The climate challenge requires fast reduction of greenhouse gas emissions across the globe. FasTen project will explore the potential to accelerate the decarbonisation of the Baltic states in the next 5-15 years. The project will look for opportunities not just in the electricity generation but also how emission free electricity could replace fossil fuels in the heating of buildings, in the transport sector, and in the industrial sector. In the Baltic countries, as elsewhere, these cause more emissions than the electricity sector.

Baltic countries are planning to desynchronize from the Russian electricity grid and synchronize to Central European electricity grid by 2025. This change and decarbonization of the energy sector could have large impacts on energy security. National energy and climate plans include relatively large investments to transmission capacity, wind power, and solar power while phasing out fossil fuel phased capacity.

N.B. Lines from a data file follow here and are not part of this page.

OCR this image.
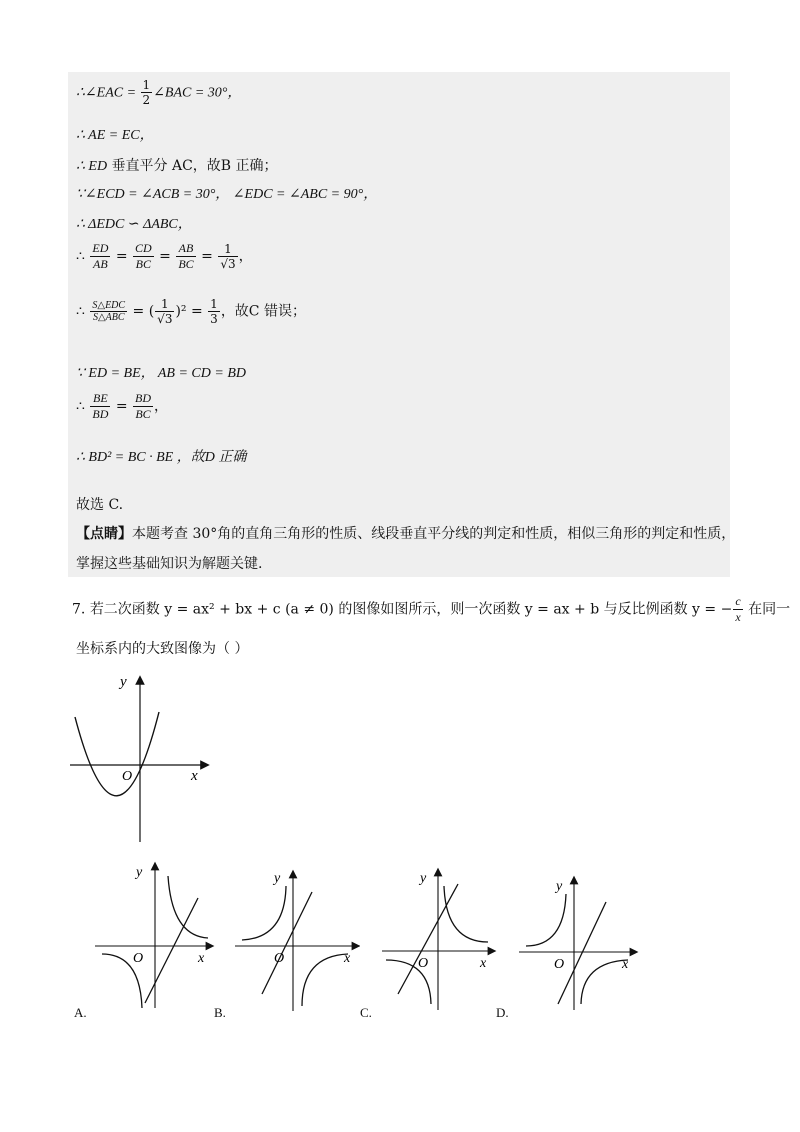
∴∠EAC = $\frac{1}{2}$ ∠BAC = 30°，
∴ AE = EC，
∴ ED 垂直平分 AC，故B 正确；
∵∠ECD = ∠ACB = 30°， ∠EDC = ∠ABC = 90°，
∴ ΔEDC ∽ ΔABC，
∴ $\frac{ED}{AB} = \frac{CD}{BC} = \frac{AB}{BC} = \frac{1}{√3}$ ，
∴ $\frac{\text{S△EDC}}{\text{S△ABC}}$ = ( $\frac{1}{√3} )^2 = \frac{1}{3}$ ，故C 错误；
∵ ED = BE， AB = CD = BD
∴ $\frac{BE}{BD} = \frac{BD}{BC}$ ，
∴ BD² = BC · BE ，故D 正确
故选 C.
【点睛】本题考查 30°角的直角三角形的性质、线段垂直平分线的判定和性质，相似三角形的判定和性质，
掌握这些基础知识为解题关键.
7. 若二次函数 y = ax² + bx + c (a ≠ 0) 的图像如图所示，则一次函数 y = ax + b 与反比例函数 y = − $\frac{c}{x}$ 在同一
坐标系内的大致图像为（ ）
y
x
O
y
x
O
A.
y
x
O
B.
y
x
O
C.
y
x
O
D.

The increasing role of electricity and variable power generation will also mean that moving electricity between regions and countries will become more important – especially since wind can blow on the other side of the Baltic Sea even if it is still in the Baltic states. Consequently, the project will try to understand the costs and benefits of different options to improve energy security.

Collaboration between research organizations has always been hindered by private data sets as well as closed tools and models. FasTen project will setup an open data set using data sources that allow to do this. The project will also use open-source tools and thus enable efficient collaboration between the project partners as well as provide transparent analysis to support energy policy deliberations.